En effet, l'objet d'une communauté urbaine d'agglomération est de créer un espace de solidarité pour favoriser l'élaboration et la conduite de projets communs dans des domaines tels que le développement local, l'urbanisme, le logement et la politique de la ville...

Les compétences suivantes s'imposent aux communautés d'agglomération :

  • développement économique,
  • aménagement de l'espace communautaire,
  • équilibre social de l'habitat,
  • politique de la ville,
  • transport urbain.

Elles doivent par ailleurs exercer au moins trois des six compétences suivantes :

  • création ou aménagement d'entretien de voirie,
  • assainissement,
  • eau potable,
  • protection et mise en valeur de l'environnement
  • action sociale d'intérêt communautaire,
  • équipements culturels et sportifs.

Les communautés urbaines actuelles sont fondées par la loi française du 12 juillet 1999 (dite loi Chevènement) dont le but est de répondre aux problèmes spécifiques des grandes agglomérations. Cette loi prévoit qu'elles soient constituées d'un ensemble de plus de 500 000 habitants, à sa création, ayant au moins une ville de plus de 50 000 habitants, d'un seul tenant et sans enclave. Ces conditions restrictives ne s'appliquent pas aux communautés urbaines existant à la date de publication de la loi.

Le champ des compétences de la communauté urbaine implique notamment un transfert obligatoire de certaines compétences et donc un partage des responsabilités :
- développement et aménagement économique, social et culturel,
- aménagement de l'espace (Schéma cohérence territoriale - SCOT -, Plans locaux d'urbanisme - PLU -, Zone d'activité concertée - ZAC-, réserves foncières, organisation des transports urbains...),
- gestion de l'habitat social,
- politique de la ville,
- services d'intérêt collectif : eau, assainissement, cimetières, abattoirs, marchés d'intérêt national,
- protection et mise en valeur de l'environnement et du cadre de vie.  

Le transfert d'autres compétences est subordonné à la reconnaissance de l'intérêt communautaire par la majorité des 2/3 du conseil de la communauté urbaine.

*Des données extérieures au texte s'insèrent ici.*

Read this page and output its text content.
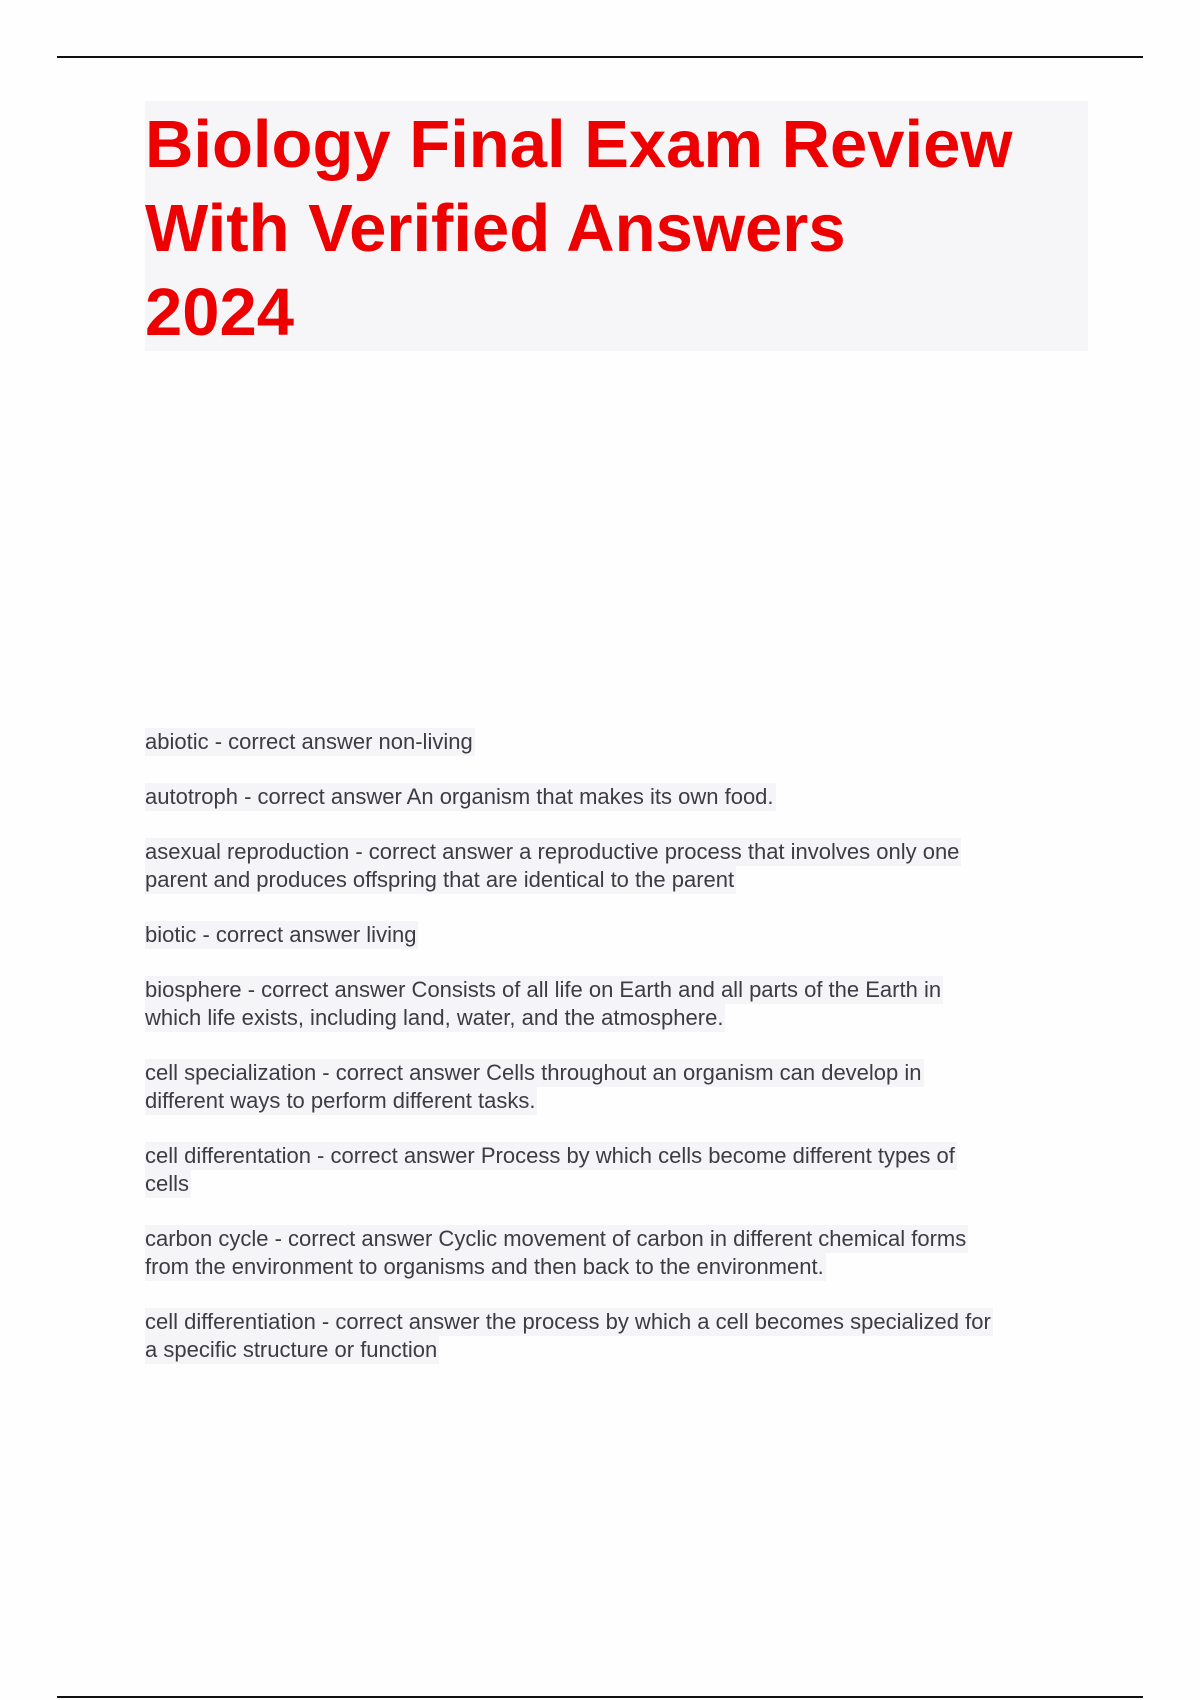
Biology Final Exam Review
With Verified Answers
2024
abiotic - correct answer non-living
autotroph - correct answer An organism that makes its own food.
asexual reproduction - correct answer a reproductive process that involves only one
parent and produces offspring that are identical to the parent
biotic - correct answer living
biosphere - correct answer Consists of all life on Earth and all parts of the Earth in
which life exists, including land, water, and the atmosphere.
cell specialization - correct answer Cells throughout an organism can develop in
different ways to perform different tasks.
cell differentation - correct answer Process by which cells become different types of
cells
carbon cycle - correct answer Cyclic movement of carbon in different chemical forms
from the environment to organisms and then back to the environment.
cell differentiation - correct answer the process by which a cell becomes specialized for
a specific structure or function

Il n'est pas inintéressant de noter que  la communauté urbaine est dotée d'une fiscalité propre. Or c'est bien dans ce domaine qui pénalise notre beau projet d'agglo et ses objectifs de rééquilibrer enplois et logements de part et d'autre de la frontière....

Il existe actuellement 16 communautés urbaines en France autour des villes suivantes :
Alençon, Arras, Bordeaux, Brest, Cherbourg, Creusot-Montceau, Dunkerque, Le Mans, Lille, Lyon, Marseille, Nantes, Nice, Nancy, Strasbourg, Toulouse.